– Это слишком простое объяснение, Годфри. Оно сошло бы для наивной школьницы, но я взрослая женщина и не приемлю упрощений.
К этому моменту мы оказались рядом с нашими комнатами, и адвокат отпустил мой локоть.
– Зло устроено очень просто, Нелл. Подозреваю, что оно является всего лишь крайней степенью эгоизма. А сейчас лучше ступай к себе и постарайся смыть с себя всю эту грязь.
– Ах, вот бы мне снова принять ванну!
– Боюсь, теперь, когда кругом прислужники Татьяны, цыган будет гораздо сложнее уговорить.

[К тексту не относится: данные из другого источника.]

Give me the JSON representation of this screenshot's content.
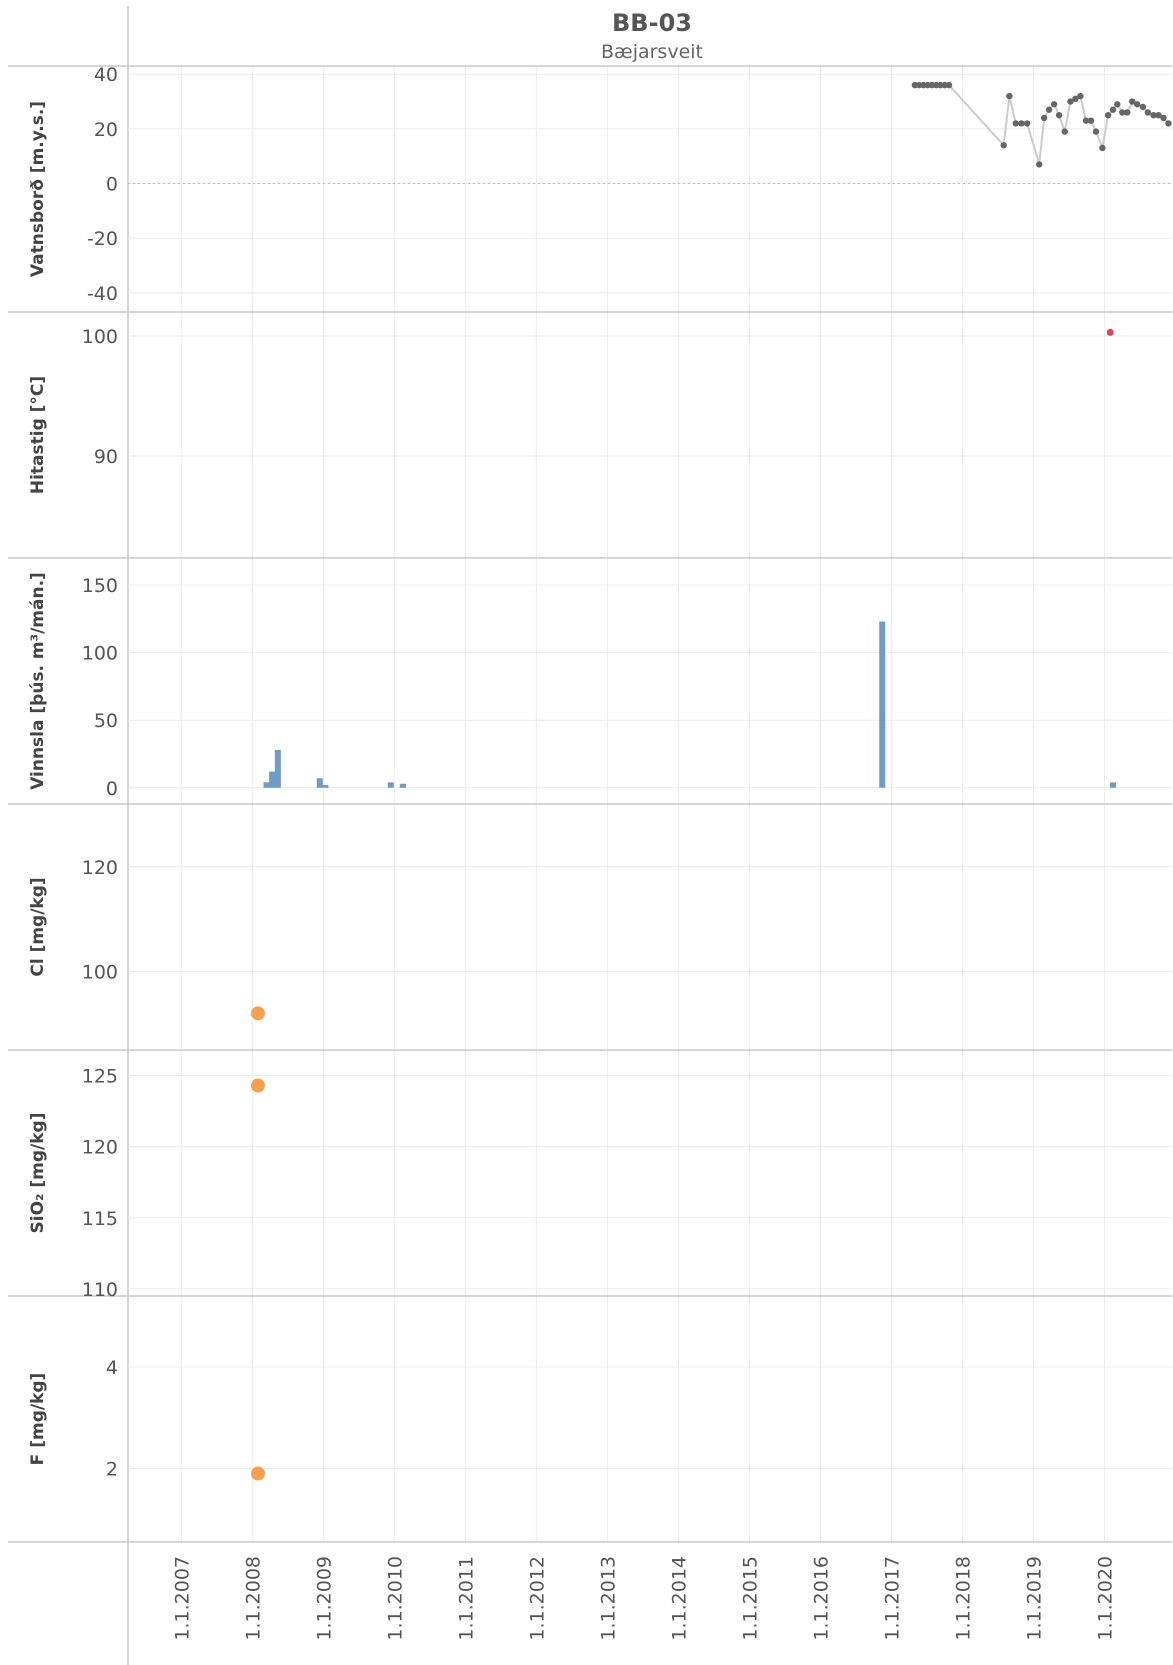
{
  "header": {
    "title": "BB-03",
    "subtitle": "Bæjarsveit"
  },
  "x_axis": {
    "tick_labels": [
      "1.1.2007",
      "1.1.2008",
      "1.1.2009",
      "1.1.2010",
      "1.1.2011",
      "1.1.2012",
      "1.1.2013",
      "1.1.2014",
      "1.1.2015",
      "1.1.2016",
      "1.1.2017",
      "1.1.2018",
      "1.1.2019",
      "1.1.2020"
    ],
    "range": [
      2006.25,
      2020.95
    ]
  },
  "colors": {
    "water_level_points": "#666666",
    "water_level_line": "#cccccc",
    "temperature": "#e8424b",
    "production": "#6f9bc6",
    "chemistry": "#f5a04f",
    "grid": "#ececec",
    "axis": "#c8c8c8"
  },
  "chart_data": [
    {
      "type": "line",
      "ylabel": "Vatnsborð [m.y.s.]",
      "ylim": [
        -47,
        43
      ],
      "yticks": [
        40,
        20,
        0,
        -20,
        -40
      ],
      "zero_line": true,
      "x": [
        2017.33,
        2017.39,
        2017.45,
        2017.51,
        2017.57,
        2017.63,
        2017.69,
        2017.75,
        2017.81,
        2018.58,
        2018.66,
        2018.75,
        2018.83,
        2018.91,
        2019.08,
        2019.15,
        2019.22,
        2019.29,
        2019.36,
        2019.44,
        2019.52,
        2019.59,
        2019.66,
        2019.74,
        2019.81,
        2019.88,
        2019.97,
        2020.05,
        2020.12,
        2020.18,
        2020.25,
        2020.32,
        2020.39,
        2020.46,
        2020.54,
        2020.61,
        2020.69,
        2020.76,
        2020.83,
        2020.9
      ],
      "y": [
        36,
        36,
        36,
        36,
        36,
        36,
        36,
        36,
        36,
        14,
        32,
        22,
        22,
        22,
        7,
        24,
        27,
        29,
        25,
        19,
        30,
        31,
        32,
        23,
        23,
        19,
        13,
        25,
        27,
        29,
        26,
        26,
        30,
        29,
        28,
        26,
        25,
        25,
        24,
        22
      ]
    },
    {
      "type": "scatter",
      "ylabel": "Hitastig [°C]",
      "ylim": [
        81.5,
        102
      ],
      "yticks": [
        100,
        90
      ],
      "x": [
        2020.08
      ],
      "y": [
        100.3
      ]
    },
    {
      "type": "bar",
      "ylabel": "Vinnsla [þús. m³/mán.]",
      "ylim": [
        -12,
        170
      ],
      "yticks": [
        150,
        100,
        50,
        0
      ],
      "x": [
        2008.2,
        2008.28,
        2008.36,
        2008.95,
        2009.03,
        2009.95,
        2010.12,
        2016.87,
        2020.12
      ],
      "values": [
        4,
        12,
        28,
        7,
        2,
        4,
        3,
        123,
        4
      ]
    },
    {
      "type": "scatter",
      "ylabel": "Cl [mg/kg]",
      "ylim": [
        85,
        132
      ],
      "yticks": [
        120,
        100
      ],
      "x": [
        2008.08
      ],
      "y": [
        92
      ]
    },
    {
      "type": "scatter",
      "ylabel": "SiO₂ [mg/kg]",
      "ylim": [
        109.5,
        126.8
      ],
      "yticks": [
        125,
        120,
        115,
        110
      ],
      "x": [
        2008.08
      ],
      "y": [
        124.3
      ]
    },
    {
      "type": "scatter",
      "ylabel": "F [mg/kg]",
      "ylim": [
        0.55,
        5.4
      ],
      "yticks": [
        4,
        2
      ],
      "x": [
        2008.08
      ],
      "y": [
        1.9
      ]
    }
  ]
}
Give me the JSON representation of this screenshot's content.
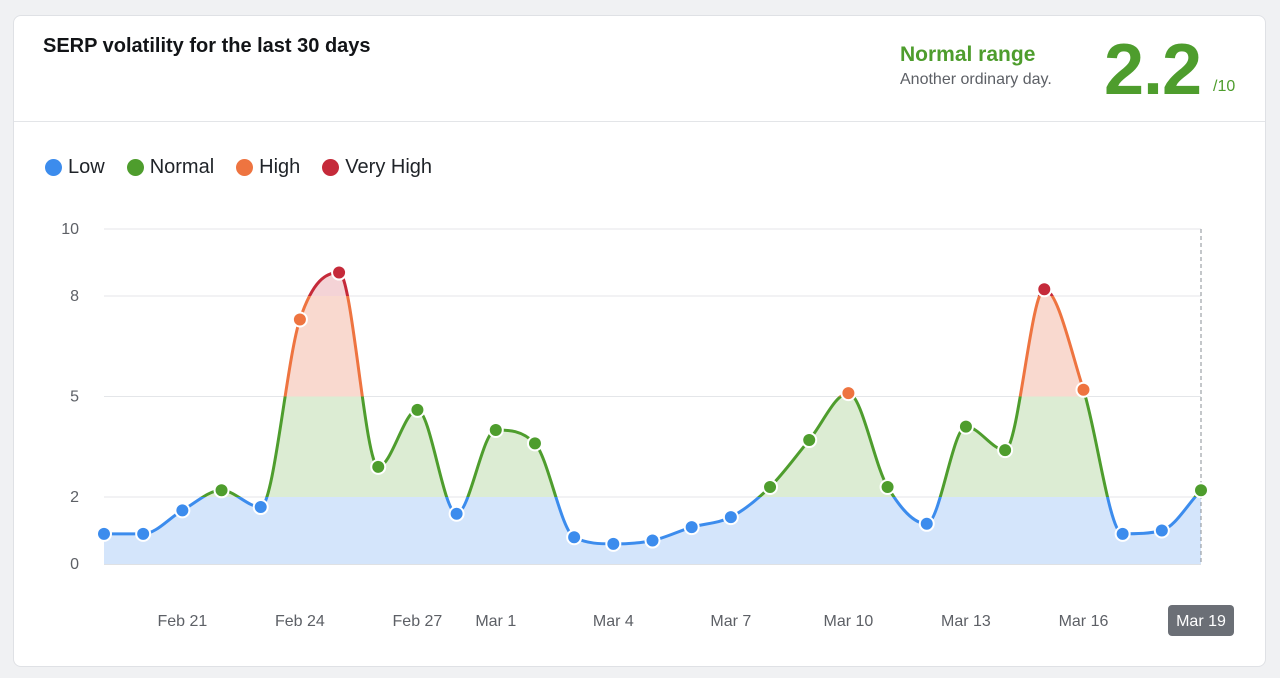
{
  "header": {
    "title": "SERP volatility for the last 30 days",
    "range_label": "Normal range",
    "range_sub": "Another ordinary day.",
    "score": "2.2",
    "score_max": "/10"
  },
  "legend": [
    {
      "label": "Low",
      "color": "#3c8ced"
    },
    {
      "label": "Normal",
      "color": "#4e9d2d"
    },
    {
      "label": "High",
      "color": "#ee7440"
    },
    {
      "label": "Very High",
      "color": "#c52a3a"
    }
  ],
  "chart_data": {
    "type": "area",
    "title": "SERP volatility for the last 30 days",
    "x": [
      "Feb 19",
      "Feb 20",
      "Feb 21",
      "Feb 22",
      "Feb 23",
      "Feb 24",
      "Feb 25",
      "Feb 26",
      "Feb 27",
      "Feb 28",
      "Mar 1",
      "Mar 2",
      "Mar 3",
      "Mar 4",
      "Mar 5",
      "Mar 6",
      "Mar 7",
      "Mar 8",
      "Mar 9",
      "Mar 10",
      "Mar 11",
      "Mar 12",
      "Mar 13",
      "Mar 14",
      "Mar 15",
      "Mar 16",
      "Mar 17",
      "Mar 18",
      "Mar 19"
    ],
    "values": [
      0.9,
      0.9,
      1.6,
      2.2,
      1.7,
      7.3,
      8.7,
      2.9,
      4.6,
      1.5,
      4.0,
      3.6,
      0.8,
      0.6,
      0.7,
      1.1,
      1.4,
      2.3,
      3.7,
      5.1,
      2.3,
      1.2,
      4.1,
      3.4,
      8.2,
      5.2,
      0.9,
      1.0,
      2.2
    ],
    "xtick_labels": [
      "Feb 21",
      "Feb 24",
      "Feb 27",
      "Mar 1",
      "Mar 4",
      "Mar 7",
      "Mar 10",
      "Mar 13",
      "Mar 16",
      "Mar 19"
    ],
    "highlighted_x": "Mar 19",
    "yticks": [
      0,
      2,
      5,
      8,
      10
    ],
    "ylim": [
      0,
      10
    ],
    "bands": [
      {
        "name": "Low",
        "from": 0,
        "to": 2,
        "color": "#3c8ced",
        "fill": "#d4e5fb"
      },
      {
        "name": "Normal",
        "from": 2,
        "to": 5,
        "color": "#4e9d2d",
        "fill": "#dcecd3"
      },
      {
        "name": "High",
        "from": 5,
        "to": 8,
        "color": "#ee7440",
        "fill": "#f9d9cf"
      },
      {
        "name": "Very High",
        "from": 8,
        "to": 10,
        "color": "#c52a3a",
        "fill": "#f4d3d6"
      }
    ],
    "grid": true,
    "legend_position": "top-left"
  }
}
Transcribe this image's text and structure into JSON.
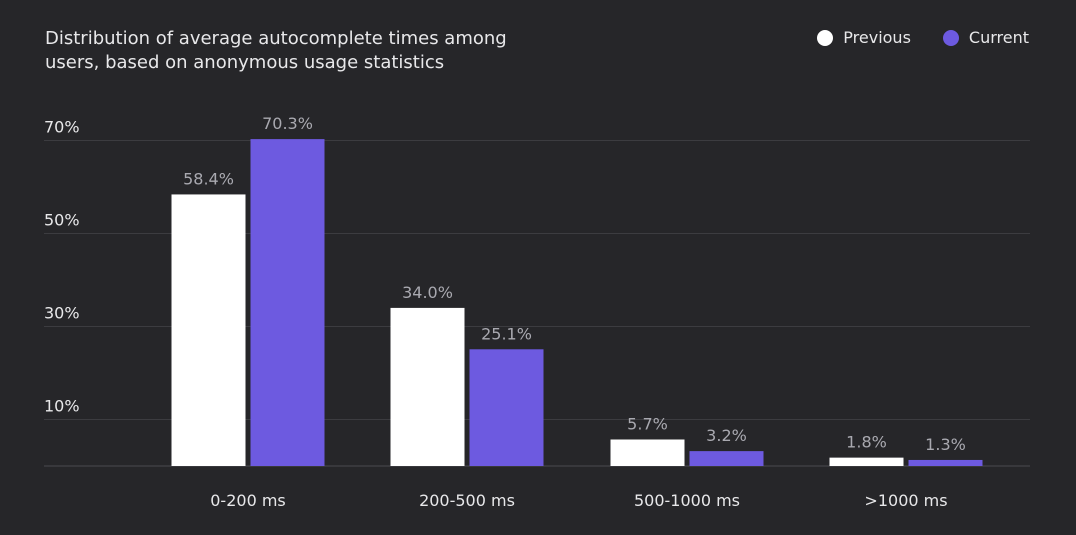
{
  "chart_data": {
    "type": "bar",
    "title": "Distribution of average autocomplete times among users, based on anonymous usage statistics",
    "categories": [
      "0-200 ms",
      "200-500 ms",
      "500-1000 ms",
      ">1000 ms"
    ],
    "series": [
      {
        "name": "Previous",
        "color": "#ffffff",
        "values": [
          58.4,
          34.0,
          5.7,
          1.8
        ],
        "labels": [
          "58.4%",
          "34.0%",
          "5.7%",
          "1.8%"
        ]
      },
      {
        "name": "Current",
        "color": "#6d5ae0",
        "values": [
          70.3,
          25.1,
          3.2,
          1.3
        ],
        "labels": [
          "70.3%",
          "25.1%",
          "3.2%",
          "1.3%"
        ]
      }
    ],
    "yticks": [
      10,
      30,
      50,
      70
    ],
    "ytick_labels": [
      "10%",
      "30%",
      "50%",
      "70%"
    ],
    "ylim": [
      0,
      70
    ],
    "xlabel": "",
    "ylabel": "",
    "grid": true,
    "legend_position": "top-right"
  },
  "colors": {
    "background": "#262629",
    "gridline": "#3c3c40",
    "axis": "#4a4a4f"
  }
}
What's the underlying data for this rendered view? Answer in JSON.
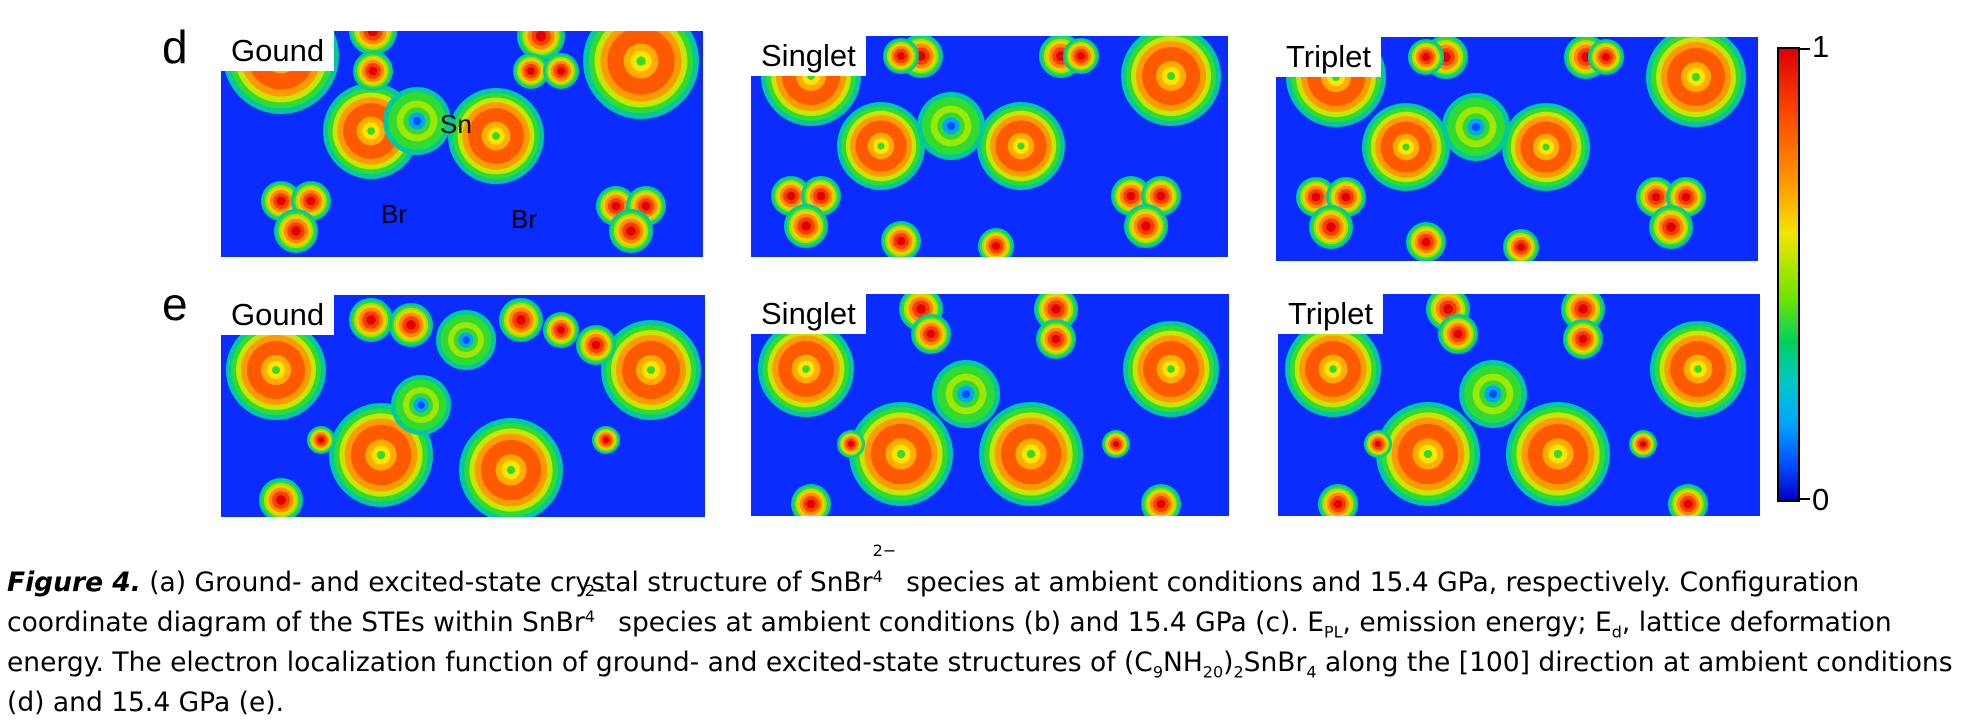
{
  "rows": [
    {
      "letter": "d",
      "panels": [
        {
          "label": "Gound",
          "atom_labels": [
            "Sn",
            "Br",
            "Br"
          ]
        },
        {
          "label": "Singlet"
        },
        {
          "label": "Triplet"
        }
      ]
    },
    {
      "letter": "e",
      "panels": [
        {
          "label": "Gound"
        },
        {
          "label": "Singlet"
        },
        {
          "label": "Triplet"
        }
      ]
    }
  ],
  "colorbar": {
    "max_label": "1",
    "min_label": "0",
    "max_value": 1,
    "min_value": 0
  },
  "caption": {
    "figure_label": "Figure 4.",
    "line1_a": " (a) Ground- and excited-state crystal structure of SnBr",
    "line1_sub": "4",
    "line1_sup": "2−",
    "line1_b": " species at ambient conditions and 15.4 GPa, respectively. Configuration",
    "line2_a": "coordinate diagram of the STEs within SnBr",
    "line2_sub": "4",
    "line2_sup": "2−",
    "line2_b": " species at ambient conditions (b) and 15.4 GPa (c). E",
    "line2_sub_pl": "PL",
    "line2_c": ", emission energy; E",
    "line2_sub_d": "d",
    "line2_d": ", lattice deformation",
    "line3_a": "energy. The electron localization function of ground- and excited-state structures of (C",
    "line3_sub1": "9",
    "line3_b": "NH",
    "line3_sub2": "20",
    "line3_c": ")",
    "line3_sub3": "2",
    "line3_d": "SnBr",
    "line3_sub4": "4",
    "line3_e": " along the [100] direction at ambient conditions",
    "line4": "(d) and 15.4 GPa (e)."
  }
}
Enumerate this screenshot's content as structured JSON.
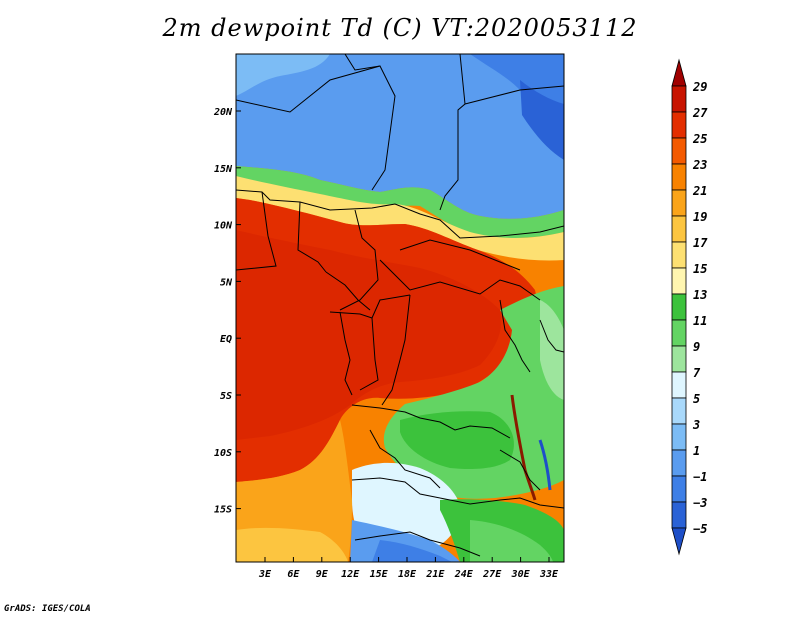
{
  "title": "2m dewpoint Td (C) VT:2020053112",
  "credit": "GrADS: IGES/COLA",
  "map": {
    "lon_labels": [
      "3E",
      "6E",
      "9E",
      "12E",
      "15E",
      "18E",
      "21E",
      "24E",
      "27E",
      "30E",
      "33E"
    ],
    "lat_labels": [
      "20N",
      "15N",
      "10N",
      "5N",
      "EQ",
      "5S",
      "10S",
      "15S"
    ]
  },
  "colorbar": {
    "levels": [
      "29",
      "27",
      "25",
      "23",
      "21",
      "19",
      "17",
      "15",
      "13",
      "11",
      "9",
      "7",
      "5",
      "3",
      "1",
      "-1",
      "-3",
      "-5"
    ],
    "colors": [
      "#a00000",
      "#c81400",
      "#e32e00",
      "#f45a00",
      "#f88200",
      "#faa41a",
      "#fcc540",
      "#fde072",
      "#fff6b0",
      "#3cc23c",
      "#63d463",
      "#9de59d",
      "#dff6ff",
      "#a9d9fb",
      "#7cbcf5",
      "#5a9cef",
      "#3e7fe6",
      "#2a62d6",
      "#1e4fc8"
    ]
  },
  "colors": {
    "frame": "#000000",
    "border_lines": "#000000"
  }
}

– Когда я задумываюсь о том, кто нас здесь окружает, я боюсь даже снять платье.
– Я тебя понимаю. – Годфри обеспокоенно посмотрел на меня: – Не забывай, у нас есть план побега.
– В самом деле?
Он кивнул и поцеловал меня в лоб на прощание, совсем как отец:
– Да, и скоро мы им воспользуемся.
Я открыла тяжелую дверь в комнату, которую, возможно, чересчур оптимистично считала своей, а мой друг вошел в соседние покои. Я понимала, что Татьяна непременно пошлет кого-нибудь, чтобы запереть нас снаружи. К счастью, Медведь был слишком пьян, чтобы сгодиться на эту роль.
Слова Годфри меня не особенно утешили. Наши шансы выбраться из замка стали еще более туманными, чем прежде, и в то же время появились новые ощутимые угрозы: Татьяна, полковник Моран и дрессированный медведь, которого хозяйка намеревалась превратить в еще более страшного зверя.
Глава тридцать пятая
Кровавая надпись
Я припас в пивной бутылке правильной красной водицы с недавнего дельца, но она загустела, как клей, и писать невозможно. Надеюсь, красные чернила тоже сойдут. Искренне ваш.
Джек-потрошитель Из дневникаПризнаюсь, я люблю произвести впечатление.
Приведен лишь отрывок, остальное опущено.